These days everyone seems to have a back story like X-Factor.. "I was mugged, bullied, attacked, so I learned how to fight so I could defend myself and then I developed this super secret art that I am gonna share with you.."
Mine isn’t like that. I grew up with huge amounts of energy. As a kid my mum would send me to run around the house 50 times, then another 50 times till she had had enough caffeine to wake up and sort things out. I couldn’t sleep if I wasn’t worn out. SO my parents enrolled me in every sport they could think of or find at those times.. I did Judo, Tae Kwon Do, Aikido, and Wing chun, as well as playing hockey to close to international standard, I ran for an hour twice a day in the holidays, and took up ballroom dancing..i even did tap dancing at uni, but that’s another story.. I did everything I could to get tired enough to sleep..
My martial arts journey took me as I said from judo, where I was too small , to TKD where I was too short, to Aikido, where I was too hard, to Wing Chun where I wasn’t Chinese.

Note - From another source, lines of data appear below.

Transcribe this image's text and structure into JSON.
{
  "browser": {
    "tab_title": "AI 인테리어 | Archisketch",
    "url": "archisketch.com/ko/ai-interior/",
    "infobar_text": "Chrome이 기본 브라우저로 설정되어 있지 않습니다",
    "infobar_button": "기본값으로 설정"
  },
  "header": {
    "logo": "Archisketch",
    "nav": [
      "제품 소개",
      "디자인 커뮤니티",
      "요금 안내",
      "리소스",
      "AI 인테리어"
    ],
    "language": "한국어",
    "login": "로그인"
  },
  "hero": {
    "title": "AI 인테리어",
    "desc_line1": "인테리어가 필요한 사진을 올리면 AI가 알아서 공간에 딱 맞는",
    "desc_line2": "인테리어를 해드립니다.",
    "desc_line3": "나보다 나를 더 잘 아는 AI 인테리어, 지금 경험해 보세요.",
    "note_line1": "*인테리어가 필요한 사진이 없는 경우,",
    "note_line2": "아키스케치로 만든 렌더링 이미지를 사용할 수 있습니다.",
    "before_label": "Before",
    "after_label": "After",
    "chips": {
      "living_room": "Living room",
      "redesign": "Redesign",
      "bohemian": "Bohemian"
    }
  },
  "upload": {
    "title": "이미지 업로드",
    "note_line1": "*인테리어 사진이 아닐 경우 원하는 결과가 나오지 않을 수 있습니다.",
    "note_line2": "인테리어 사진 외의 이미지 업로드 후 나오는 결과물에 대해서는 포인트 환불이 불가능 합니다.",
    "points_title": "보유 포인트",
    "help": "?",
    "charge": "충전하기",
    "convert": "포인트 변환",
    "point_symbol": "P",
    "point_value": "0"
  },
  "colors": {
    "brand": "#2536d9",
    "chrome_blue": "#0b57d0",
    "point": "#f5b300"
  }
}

Being an Asian kid growing up in the 70’s with punks and mods and skinheads roaming the streets like packs of T-Rexes, I was prey for these marauding gangs. That and the racial bullying at school made it very difficult to keep going. I realised, like Bruce Lee, that the arts to which I was exposed had their limitations, so I wanted to break free of the constraints of being a puny brown boy.

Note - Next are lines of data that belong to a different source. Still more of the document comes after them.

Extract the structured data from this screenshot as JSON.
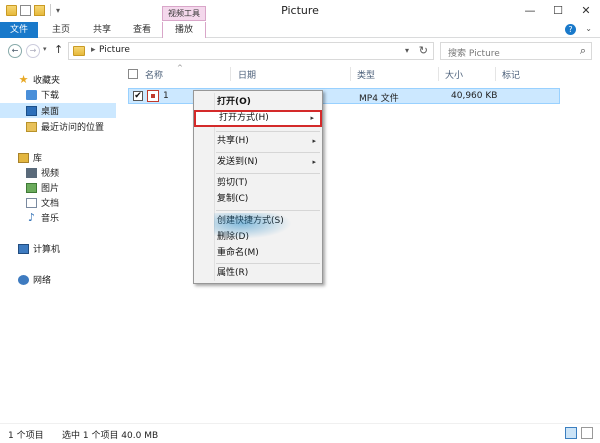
{
  "window": {
    "title": "Picture",
    "contextual_tab": "视频工具",
    "minimize": "—",
    "maximize": "☐",
    "close": "✕"
  },
  "ribbon": {
    "tabs": [
      "文件",
      "主页",
      "共享",
      "查看",
      "播放"
    ],
    "help": "?",
    "expand": "⌄"
  },
  "address": {
    "path": "Picture",
    "separator": "▸",
    "search_placeholder": "搜索 Picture"
  },
  "nav": {
    "favorites": "收藏夹",
    "downloads": "下载",
    "desktop": "桌面",
    "recent": "最近访问的位置",
    "libraries": "库",
    "videos": "视频",
    "pictures": "图片",
    "documents": "文档",
    "music": "音乐",
    "computer": "计算机",
    "network": "网络"
  },
  "columns": {
    "name": "名称",
    "date": "日期",
    "type": "类型",
    "size": "大小",
    "tags": "标记"
  },
  "file": {
    "name": "1",
    "type": "MP4 文件",
    "size": "40,960 KB",
    "checked": "✔"
  },
  "context_menu": {
    "open": "打开(O)",
    "open_with": "打开方式(H)",
    "share": "共享(H)",
    "send_to": "发送到(N)",
    "cut": "剪切(T)",
    "copy": "复制(C)",
    "create_shortcut": "创建快捷方式(S)",
    "delete": "删除(D)",
    "rename": "重命名(M)",
    "properties": "属性(R)",
    "submenu_arrow": "▸"
  },
  "status": {
    "item_count": "1 个项目",
    "selection": "选中 1 个项目  40.0 MB"
  },
  "colors": {
    "file_tab": "#1979ca",
    "selection": "#cce8ff",
    "highlight_border": "#d42a2a",
    "contextual": "#f4d8ec"
  }
}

Even back then I researched and found JKD and FMA but there was something missing for me.. (maybe not for everyone, but it had something missing FOR ME). I read an article by Jak O describing his style, and that set me off on my journey in silat. I am a very analytical person. When I realised that these arts wouldn't work for me, I looked at their respective weaknesses. When I found Silat I KNEW I had found the art I wanted. When I found PUKULAN.. OH MY LORD, it was like nothing I had ever experienced. I knew I wanted to fully understand this amazing art. One of the main issues for me is that silat is an art that allows for smaller people to overcome larger ones using angles and leverage. As an Osteopath I have a keen understanding and knowledge of the biomechanics of the body and used that skill to translate and decipher some of the techniques and principles of silat that get lost in the philosophy of “Just do it”.. To be honest I still love that idea, because people ask the “why?” before they try.. I invariably say “do it 100 times, then ask me!”, when I invariably get asked a different more enlightened and in depth question.
I have been researching the body mechanics, training with some f the best martial artists and some of the keenest minds I know. My training partner Andy Smith (yes that’s his real name!) is a lawyer. He used to ask me great questions- perceptive in depth questions that clearly came from cross-examination!! But the insights that gave us allowed us to develop and hone our skills. As we developed Pukulan Langkah Mati, we pressure tested various aspects and worked out the what, where, and why we do many things, making our art much more thought out than its predecessors.
YOU could be struggling in the field of drilling techniques with no apparent purpose, or playing games with drills but unsure if what you do would work if tested. Have you reached a point in your martial arts training where you aren’t progressing, learning new things, developing your skills, but are just repeating forms and patterns. Do you feel like you are missing a component of your training?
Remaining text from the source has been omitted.